What came to me next in my cacao bliss was the concept of duality. Not duality in terms of good and evil, but rather in terms of emotions or states of being: joy and sadness, innocence and what? What exactly is the opposite of innocence? Wisdom? For an adult, yes, but, in the case of children, the opposite of innocence is a term I will loosely call, “grownupness.” And the twin girls were clearly children–about the age of nine or so.

And then it clicked. When I was nine, my father became very ill, suffering from kidney failure. He lived, but was on dialysis for many years until he finally received a kidney transplant.

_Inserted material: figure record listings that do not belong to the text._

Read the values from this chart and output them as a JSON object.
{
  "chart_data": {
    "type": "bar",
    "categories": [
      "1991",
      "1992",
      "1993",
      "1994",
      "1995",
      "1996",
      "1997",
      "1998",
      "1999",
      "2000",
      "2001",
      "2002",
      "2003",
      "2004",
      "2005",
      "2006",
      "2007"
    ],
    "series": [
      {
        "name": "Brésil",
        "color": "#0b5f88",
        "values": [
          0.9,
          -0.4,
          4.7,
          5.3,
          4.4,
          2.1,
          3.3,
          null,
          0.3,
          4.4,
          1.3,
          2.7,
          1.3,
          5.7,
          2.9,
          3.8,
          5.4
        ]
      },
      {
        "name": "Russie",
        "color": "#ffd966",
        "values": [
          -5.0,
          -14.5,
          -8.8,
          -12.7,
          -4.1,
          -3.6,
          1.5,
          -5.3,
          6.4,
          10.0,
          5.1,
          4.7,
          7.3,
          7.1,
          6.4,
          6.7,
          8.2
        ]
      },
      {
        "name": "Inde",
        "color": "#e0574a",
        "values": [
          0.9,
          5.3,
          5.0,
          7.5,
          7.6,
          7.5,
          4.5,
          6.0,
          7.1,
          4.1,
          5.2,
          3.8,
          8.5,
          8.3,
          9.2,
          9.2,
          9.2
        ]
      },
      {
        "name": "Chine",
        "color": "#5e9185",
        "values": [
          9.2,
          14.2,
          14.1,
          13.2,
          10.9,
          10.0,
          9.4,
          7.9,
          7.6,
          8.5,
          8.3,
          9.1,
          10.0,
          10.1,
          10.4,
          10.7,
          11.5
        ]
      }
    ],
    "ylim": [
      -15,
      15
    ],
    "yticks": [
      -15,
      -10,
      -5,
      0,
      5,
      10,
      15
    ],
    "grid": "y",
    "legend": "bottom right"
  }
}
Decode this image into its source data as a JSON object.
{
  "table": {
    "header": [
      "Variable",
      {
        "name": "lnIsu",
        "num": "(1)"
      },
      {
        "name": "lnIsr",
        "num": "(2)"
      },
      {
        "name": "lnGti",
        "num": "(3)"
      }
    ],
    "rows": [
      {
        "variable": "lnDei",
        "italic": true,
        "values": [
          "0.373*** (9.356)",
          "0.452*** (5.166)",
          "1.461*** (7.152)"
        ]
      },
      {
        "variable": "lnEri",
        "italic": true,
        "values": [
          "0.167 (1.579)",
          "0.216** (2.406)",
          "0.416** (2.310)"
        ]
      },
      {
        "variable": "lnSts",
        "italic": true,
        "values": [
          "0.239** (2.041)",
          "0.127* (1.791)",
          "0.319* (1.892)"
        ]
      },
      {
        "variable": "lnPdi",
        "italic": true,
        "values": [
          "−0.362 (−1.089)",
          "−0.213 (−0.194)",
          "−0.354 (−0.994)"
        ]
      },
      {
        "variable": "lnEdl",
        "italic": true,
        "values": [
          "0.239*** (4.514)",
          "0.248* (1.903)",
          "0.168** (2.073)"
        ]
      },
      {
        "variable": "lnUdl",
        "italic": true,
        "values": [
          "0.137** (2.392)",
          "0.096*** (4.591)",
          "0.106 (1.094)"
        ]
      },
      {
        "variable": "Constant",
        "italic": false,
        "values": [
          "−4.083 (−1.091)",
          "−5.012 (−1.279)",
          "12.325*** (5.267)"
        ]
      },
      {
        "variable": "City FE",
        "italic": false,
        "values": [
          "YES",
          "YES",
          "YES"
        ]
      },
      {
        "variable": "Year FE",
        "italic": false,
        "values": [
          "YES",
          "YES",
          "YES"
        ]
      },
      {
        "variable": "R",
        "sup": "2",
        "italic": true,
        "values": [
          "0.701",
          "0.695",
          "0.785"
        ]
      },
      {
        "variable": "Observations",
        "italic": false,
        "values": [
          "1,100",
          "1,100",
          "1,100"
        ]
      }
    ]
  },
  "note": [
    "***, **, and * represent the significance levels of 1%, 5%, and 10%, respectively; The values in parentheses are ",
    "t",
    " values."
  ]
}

And everything in our lives changed. It felt as if a part of him had died. And a part of me. The joyful and innocent part. I had to grow up very fast.

The message that I deciphered from my dreams was that I needed to acknowledge and reclaim all my twin feelings to feel whole again. There is such awesome beauty in that.

Dreams can be such wonderful teachers, showing us where we are and where we need to go in terms of our self-development. My twin dreams became a beautiful gift to my soul.